Effects of rosuvastatin vs. simvastatin/ezetimibe on arterial wall stiffness in patients with coronary artery disease.
Liu, B, Che, W, Yan, H, Zhu, W, Wang, H
Internal medicine (Tokyo, Japan). 2013;(24):2715-9
Abstract
OBJECTIVE Statins prevent cardiovascular events in patients with coronary artery disease (CAD). However, there is little information regarding the vascular effects of statins on arterial wall stiffness in CAD patients.

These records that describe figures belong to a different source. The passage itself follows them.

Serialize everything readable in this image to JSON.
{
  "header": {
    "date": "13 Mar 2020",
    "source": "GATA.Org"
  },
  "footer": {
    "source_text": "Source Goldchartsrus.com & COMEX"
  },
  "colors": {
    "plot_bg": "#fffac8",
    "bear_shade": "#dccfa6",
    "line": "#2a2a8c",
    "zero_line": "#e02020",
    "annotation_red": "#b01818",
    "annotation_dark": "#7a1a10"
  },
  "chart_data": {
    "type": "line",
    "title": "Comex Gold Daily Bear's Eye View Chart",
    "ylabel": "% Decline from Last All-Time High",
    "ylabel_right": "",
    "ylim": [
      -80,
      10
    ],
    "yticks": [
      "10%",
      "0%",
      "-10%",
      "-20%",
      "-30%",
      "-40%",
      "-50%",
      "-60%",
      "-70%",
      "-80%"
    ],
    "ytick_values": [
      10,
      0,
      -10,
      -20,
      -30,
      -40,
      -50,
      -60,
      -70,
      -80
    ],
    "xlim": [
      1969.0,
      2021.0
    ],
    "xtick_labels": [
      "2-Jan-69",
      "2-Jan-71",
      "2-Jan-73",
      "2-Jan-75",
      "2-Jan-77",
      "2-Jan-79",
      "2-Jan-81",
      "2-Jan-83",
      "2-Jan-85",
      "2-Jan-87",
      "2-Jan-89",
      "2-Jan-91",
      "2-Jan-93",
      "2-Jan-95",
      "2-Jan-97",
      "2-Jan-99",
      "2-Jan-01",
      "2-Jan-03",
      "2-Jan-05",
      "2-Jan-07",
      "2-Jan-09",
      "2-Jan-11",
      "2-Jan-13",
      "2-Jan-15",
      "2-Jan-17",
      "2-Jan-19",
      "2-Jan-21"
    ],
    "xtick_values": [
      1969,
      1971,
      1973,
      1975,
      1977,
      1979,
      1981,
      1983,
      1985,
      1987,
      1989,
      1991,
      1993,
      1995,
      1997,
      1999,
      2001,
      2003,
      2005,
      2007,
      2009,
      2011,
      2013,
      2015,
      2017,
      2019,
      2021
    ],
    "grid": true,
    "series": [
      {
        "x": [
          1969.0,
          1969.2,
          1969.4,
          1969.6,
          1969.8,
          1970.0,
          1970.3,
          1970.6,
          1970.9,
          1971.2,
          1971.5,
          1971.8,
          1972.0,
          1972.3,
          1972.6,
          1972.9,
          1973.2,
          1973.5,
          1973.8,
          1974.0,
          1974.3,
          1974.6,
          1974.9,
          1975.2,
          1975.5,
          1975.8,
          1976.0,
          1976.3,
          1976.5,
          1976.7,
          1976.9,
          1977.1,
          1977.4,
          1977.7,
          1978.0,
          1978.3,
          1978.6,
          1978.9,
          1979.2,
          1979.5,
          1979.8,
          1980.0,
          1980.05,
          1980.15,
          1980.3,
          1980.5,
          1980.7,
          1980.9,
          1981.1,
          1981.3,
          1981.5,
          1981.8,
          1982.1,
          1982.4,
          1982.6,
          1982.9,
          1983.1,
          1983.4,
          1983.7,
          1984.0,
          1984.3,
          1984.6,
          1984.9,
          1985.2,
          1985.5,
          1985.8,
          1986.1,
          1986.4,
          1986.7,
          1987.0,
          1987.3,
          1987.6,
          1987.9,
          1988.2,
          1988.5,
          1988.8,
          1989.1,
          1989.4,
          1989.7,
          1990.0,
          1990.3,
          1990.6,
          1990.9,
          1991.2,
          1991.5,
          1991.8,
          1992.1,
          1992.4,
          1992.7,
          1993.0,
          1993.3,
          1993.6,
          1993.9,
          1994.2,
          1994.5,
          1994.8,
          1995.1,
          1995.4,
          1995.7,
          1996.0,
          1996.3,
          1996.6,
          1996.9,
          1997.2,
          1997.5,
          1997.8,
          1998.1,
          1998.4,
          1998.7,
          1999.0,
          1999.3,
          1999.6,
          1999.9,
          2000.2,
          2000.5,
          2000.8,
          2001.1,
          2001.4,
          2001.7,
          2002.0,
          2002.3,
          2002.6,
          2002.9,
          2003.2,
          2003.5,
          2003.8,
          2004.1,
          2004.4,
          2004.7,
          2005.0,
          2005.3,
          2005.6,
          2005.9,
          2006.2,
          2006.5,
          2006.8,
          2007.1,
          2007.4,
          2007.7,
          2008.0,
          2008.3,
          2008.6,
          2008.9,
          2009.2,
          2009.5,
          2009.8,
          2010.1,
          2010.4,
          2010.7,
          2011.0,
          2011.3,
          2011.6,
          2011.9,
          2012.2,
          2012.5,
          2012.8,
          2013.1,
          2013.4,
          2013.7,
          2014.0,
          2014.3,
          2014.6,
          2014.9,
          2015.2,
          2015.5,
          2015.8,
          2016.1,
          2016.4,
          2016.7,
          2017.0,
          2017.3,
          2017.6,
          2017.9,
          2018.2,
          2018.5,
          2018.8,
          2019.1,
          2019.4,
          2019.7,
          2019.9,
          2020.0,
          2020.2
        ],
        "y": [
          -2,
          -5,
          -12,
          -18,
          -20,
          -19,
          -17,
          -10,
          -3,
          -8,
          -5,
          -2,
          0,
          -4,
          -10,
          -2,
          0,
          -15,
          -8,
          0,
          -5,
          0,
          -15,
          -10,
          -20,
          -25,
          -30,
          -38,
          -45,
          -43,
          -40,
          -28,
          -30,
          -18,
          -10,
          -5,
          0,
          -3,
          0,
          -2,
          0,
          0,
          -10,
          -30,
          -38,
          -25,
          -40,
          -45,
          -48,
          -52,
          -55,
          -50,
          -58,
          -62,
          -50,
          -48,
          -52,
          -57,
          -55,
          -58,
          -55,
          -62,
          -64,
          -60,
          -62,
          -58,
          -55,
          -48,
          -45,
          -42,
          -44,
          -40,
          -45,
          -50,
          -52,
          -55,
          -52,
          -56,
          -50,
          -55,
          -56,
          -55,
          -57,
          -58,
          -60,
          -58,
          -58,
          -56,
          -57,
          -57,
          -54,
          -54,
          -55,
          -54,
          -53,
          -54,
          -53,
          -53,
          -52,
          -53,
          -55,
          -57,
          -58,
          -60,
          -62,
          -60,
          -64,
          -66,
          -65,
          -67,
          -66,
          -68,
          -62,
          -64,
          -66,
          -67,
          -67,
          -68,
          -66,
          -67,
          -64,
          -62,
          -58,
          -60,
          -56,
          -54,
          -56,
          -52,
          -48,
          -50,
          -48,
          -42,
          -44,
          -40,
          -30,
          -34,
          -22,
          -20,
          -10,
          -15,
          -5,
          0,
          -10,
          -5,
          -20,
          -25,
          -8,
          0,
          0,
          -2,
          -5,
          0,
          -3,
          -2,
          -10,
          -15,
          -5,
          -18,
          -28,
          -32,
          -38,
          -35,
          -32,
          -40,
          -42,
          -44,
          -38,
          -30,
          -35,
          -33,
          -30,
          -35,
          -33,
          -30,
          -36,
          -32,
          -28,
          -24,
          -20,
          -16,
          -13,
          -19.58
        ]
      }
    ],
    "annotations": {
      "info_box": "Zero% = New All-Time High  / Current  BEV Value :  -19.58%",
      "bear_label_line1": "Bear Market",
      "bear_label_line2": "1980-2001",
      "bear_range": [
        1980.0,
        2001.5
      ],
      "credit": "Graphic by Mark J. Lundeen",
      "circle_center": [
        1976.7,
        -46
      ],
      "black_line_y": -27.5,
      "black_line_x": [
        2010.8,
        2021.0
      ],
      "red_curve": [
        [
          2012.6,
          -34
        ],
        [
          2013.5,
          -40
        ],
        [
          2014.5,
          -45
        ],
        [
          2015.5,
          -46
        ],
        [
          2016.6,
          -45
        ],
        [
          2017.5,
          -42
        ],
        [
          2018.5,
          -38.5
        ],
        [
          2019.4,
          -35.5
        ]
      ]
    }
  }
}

METHODS A total of 36 patients were randomly assigned to receive rosuvastatin (10 mg per day) or simvastatin/ezetimibe (10/10 mg per day) for eight weeks. The aim of the present study was to determine the effects of rosuvastatin or simvastatin/ezetimibe on arterial wall stiffness measured according to the brachial and ankle pulse wave velocity (baPWV) in CAD patients. RESULTS Both treatments significantly improved the levels of total cholesterol (TC), triglycerides (TGs), low-density lipoprotein cholesterol (LDL-C) and high-sensitivity C-reactive protein (hs-CRP) (p<0.05). The ROCK activity and baPWV were significantly improved in the rosuvastatin group compared with that observed in the simvastatin/ezetimibe group (p<0.05). The changes in baPWV were significantly correlated with the changes in the ROCK activity (r=0.488, p<0.01), but not with the changes in the lipid profile or the hs-CRP level. CONCLUSION Compared with simvastatin/ezetimibe (10/10 mg), rosuvastatin (10 mg) appears to more effectively improve arterial wall stiffness that may be mediated by modulation of the ROCK activity.